The success of retaining water in the wetland has required this work. Also the need to clear a few culverts to allow the water to flow more easily from Stage 4 (in the slightly higher ground in the north of the wetland) to the Stage 3 area. Though there is still plenty of work in progress and the need to equalise the water level.
There is new walking track signage made by DOC. That will be a big help for those interested in exploring the area.
And lastly, Stephen Hartley from Victoria University (with helpers Maxine, Veronica and our own Ross Cottle) starting a drone flight to record vegetation and water levels, principally in the Stage 3 research area.
Another great day on the journey to restore the Wairio Wetland!

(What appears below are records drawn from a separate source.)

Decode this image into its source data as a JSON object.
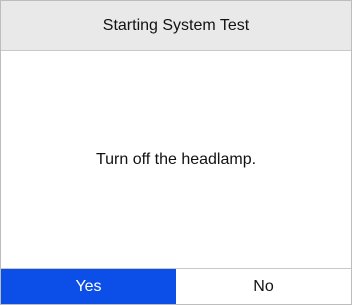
{
  "header": {
    "title": "Starting System Test"
  },
  "message": {
    "text": "Turn off the headlamp."
  },
  "buttons": {
    "yes_label": "Yes",
    "no_label": "No"
  },
  "colors": {
    "header_bg": "#e9e9e9",
    "selected_button_bg": "#0b4fe8",
    "selected_button_text": "#ffffff"
  }
}
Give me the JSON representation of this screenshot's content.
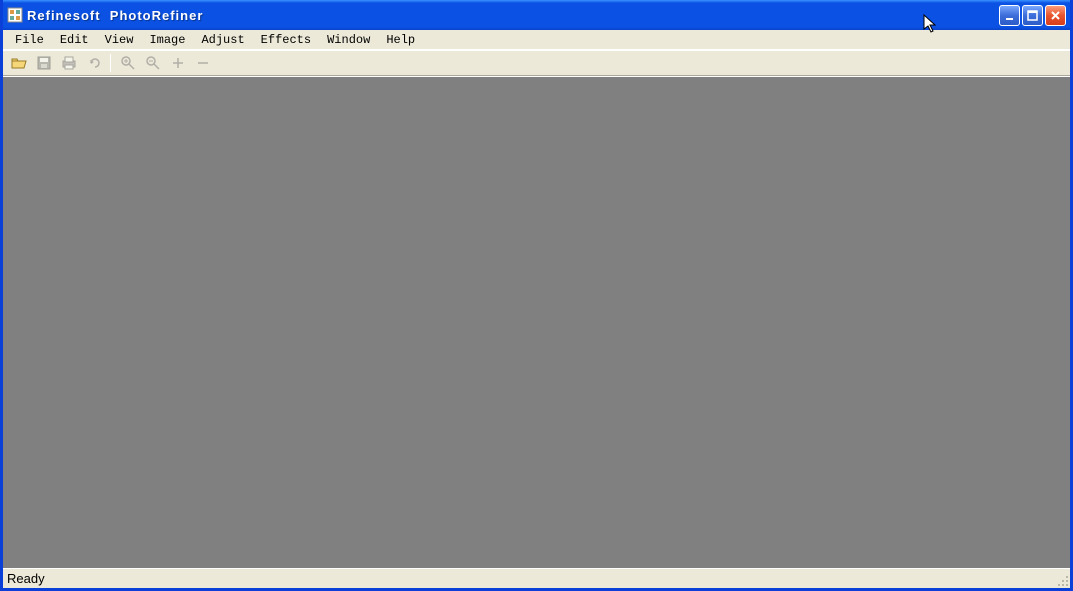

About 40 good folk, including a large and enthusiastic contingent from the local Kahutara Primary School, turned up on a nice fine Wairarapa day to add 300 odd trees to the thousands planted over the last 12 years at the Wetland.
Don Bell, a great supporter of the project, had all the plants on site and some good keen lads from Palliser Ridge Station and Trevor Thompson from DUNZ had holes dug before the planting contingent from the school and others arrived. Thus, the actual planting proceeded at pace and all adjourned for refreshments before mid-day. Apart from one attempt at synchronised swimming (it is a wetland after all) all went to plan! It is hard to beat a day out in the elements helping to make things better in this land of ours!
Earlier this year Jim Law took Rex Bushell on a tour of Wairio Wetland. Rex was impressed. He is involved with the Mangaiti Gully Restoration Trust in Hamilton. Mr Bushell was very impressed with the Wairio project.
When he arrived home Mr Bushell took the time to look on Google-earth to help locate the wetland in what he described as a “rather extensive landscape”.
Mr Bushell had spent three weeks touring the country, including the South Island and visited many restoration projects being done by both government institutions (like councils and DOC) and community driven ones.
“The one thing that stood out was that there can be no template to lay over any restoration project. Each one is individual both in people available (and their abilities) to run them and the natural area being restored,” Mr Bushell said.
“I returned to our home project, Mangaiti Gully Restoration Trust, full of inspiration by what I have seen.”
Mr Bushell was so inspired by all he had seen on his travels, he went on to write up a management plan for the whole 30 hectares of Mangaiti Gully.
“Ducks Unlimited are doing such great job,” was his closing comment.